Moreover, recent studies demonstrated patients with DD have shown abnormal activations of the caudate nucleus in different task categories (emotion (Bomyea et al., 2021; Tu, Chen, Yang, Galecki, & Su, 2020), cognition (Hammar et al., 2016), and affective cognition (Alders et al., 2020)). In the emotional behavior domain, one previous study (Silk et al., 2017) suggested hypoactive caudate in the onset of depression in adolescents when listening to previously recorded audio clips of their own mothers’ praise, criticism, and neutral comments compared with HCs. In the cognition behavior domain, patients with DD showed deactivation in the caudate nucleus compared to HCs when they suppressed their thoughts (Carew, Milne, Tatham, MacQueen, & Hall, 2013). During an Oddball task embedded with sad or neutral images that belong to the affective cognition domain, HCs showed greater activation in the caudate nucleus (Dichter, Felder, & Smoski, 2009). Perhaps, it is the different parts of the caudate nucleus (caudate head, caudate body, and caudate tail) that may functionally relate to different behavior domains (Kotz et al., 2013; Robinson et al., 2012). Therefore, we hypothesized that the different abnormal caudate activities may relate to the different behavior domains in patients with DD.

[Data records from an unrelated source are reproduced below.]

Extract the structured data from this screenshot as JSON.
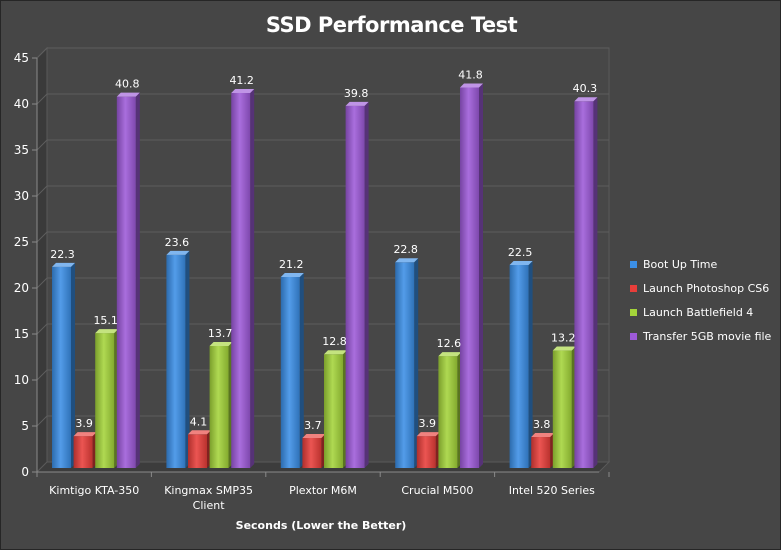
{
  "chart_data": {
    "type": "bar",
    "title": "SSD Performance Test",
    "xlabel": "Seconds (Lower the Better)",
    "ylabel": "",
    "ylim": [
      0,
      45
    ],
    "yticks": [
      "0",
      "5",
      "10",
      "15",
      "20",
      "25",
      "30",
      "35",
      "40",
      "45"
    ],
    "categories": [
      "Kimtigo KTA-350",
      "Kingmax SMP35 Client",
      "Plextor M6M",
      "Crucial M500",
      "Intel 520 Series"
    ],
    "category_lines": [
      [
        "Kimtigo KTA-350"
      ],
      [
        "Kingmax SMP35",
        "Client"
      ],
      [
        "Plextor M6M"
      ],
      [
        "Crucial M500"
      ],
      [
        "Intel 520 Series"
      ]
    ],
    "series": [
      {
        "name": "Boot Up Time",
        "color": "#3b8fe6",
        "values": [
          22.3,
          23.6,
          21.2,
          22.8,
          22.5
        ]
      },
      {
        "name": "Launch Photoshop CS6",
        "color": "#e83e3a",
        "values": [
          3.9,
          4.1,
          3.7,
          3.9,
          3.8
        ]
      },
      {
        "name": "Launch Battlefield 4",
        "color": "#a4d43a",
        "values": [
          15.1,
          13.7,
          12.8,
          12.6,
          13.2
        ]
      },
      {
        "name": "Transfer 5GB movie file",
        "color": "#9d5ad8",
        "values": [
          40.8,
          41.2,
          39.8,
          41.8,
          40.3
        ]
      }
    ],
    "grid": true,
    "legend_position": "right",
    "data_labels": true
  }
}
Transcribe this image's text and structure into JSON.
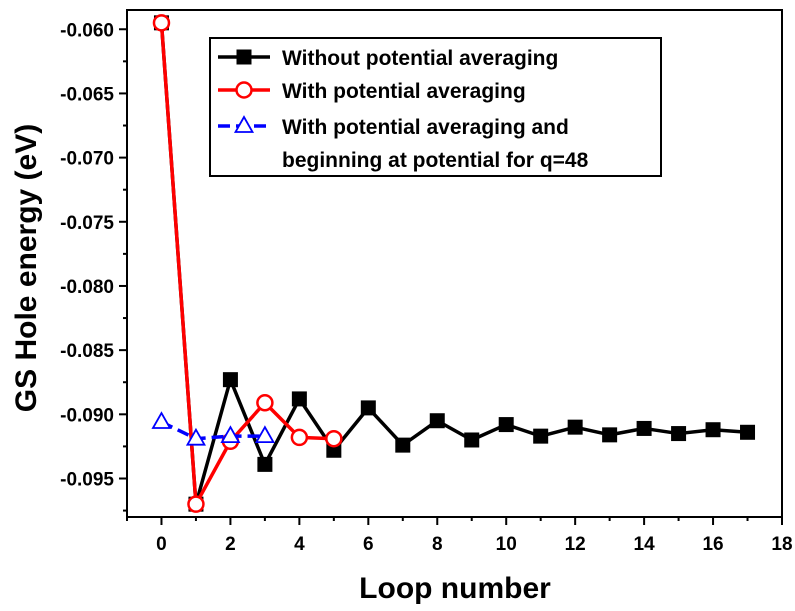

To investigate the abnormal caudate subregion activity and the relationships between the different abnormal caudate activity and different behavior domains in patients with DD. Meta-analyses were performed using the method of ALE with two different classification methods. One was conducted based on hypo-activation and hyper-activation of the caudate nucleus, respectively. Then according to the Brainmap behavioral domain (brainmap.org | Home) and the discipline of affective cognition (Elliott, Zahn, Deakin, & Anderson, 2011) based on different task-performing, the studies were divided into the emotion domain, cognition domain, and the affective cognition domain.